I am really beginning to see the benefit of buying wine in this way. I estimate I am saving about 20/25% on the retail price of these wines which is great. It is a bit of a treadmill though as soon as these are stored away I receive details of the 2010 offer, another brilliant vintage !
I have been weak-willed again and bought two of my favourites.
Vinsobres Rouge, Domaine Chaume Arnaud
Les Trois Chênes, Domaine Emmanuel Darnaud
That should keep me going for several years to come…
If I had to choose just one region to drink from, it would be the Rhone. It’s affordable, most wines are drinking well after 4/5 years but above all it is easy to understand.

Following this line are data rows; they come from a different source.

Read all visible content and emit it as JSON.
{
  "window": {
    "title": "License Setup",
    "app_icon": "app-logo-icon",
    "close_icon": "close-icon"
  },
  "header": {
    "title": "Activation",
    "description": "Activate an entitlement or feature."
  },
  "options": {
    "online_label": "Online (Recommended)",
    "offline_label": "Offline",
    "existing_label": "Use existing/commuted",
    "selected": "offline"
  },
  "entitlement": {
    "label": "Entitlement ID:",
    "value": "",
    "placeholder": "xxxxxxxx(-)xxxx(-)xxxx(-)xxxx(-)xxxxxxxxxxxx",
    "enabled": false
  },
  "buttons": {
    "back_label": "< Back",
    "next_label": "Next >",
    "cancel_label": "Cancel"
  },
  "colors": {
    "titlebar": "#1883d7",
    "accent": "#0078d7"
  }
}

Simplistically, The northern reds are produced using the Syrah grape whilst the south tends to use GSM. Grenache, Syrah and Mouvedre.
I really like the southern ones that hail from the AOC villages such as Vacqueyras, Rasteau and Gigondas. They really reflect the terrior more than most. The limestone, the baking soil and the wild vegetation.
The big exception to the grape rule is of course Chateauneuf du Pape. The region is situated 10 miles north of Avignon, it’s where the Popes used to hang out in 14th Century, hence the Pape bit.
In 1308, Pope Clement, relocated the papacy to Avignon and subsequent Popes were said to be great lovers of wine. Here is the Palais des Papes in Avignon.
It is often said that you need to spend more than £20.00 for a good Chateauneuf, I believe Robert Parker is responsible as the price of a bottle was gone up four fold since he made his pronouncements.
To me it just seems too complicated, up to 14 different grape varieties are allowed into the mix. Imagine a UK christmas dinner with 14 items on your plate. Some are cold, some are overcooked, some you have forgotten, it’s just too much.
I’ll stick with a more simple mix.
So, in summary keep you eye out for the 2007, 2009 and 2010 vintages.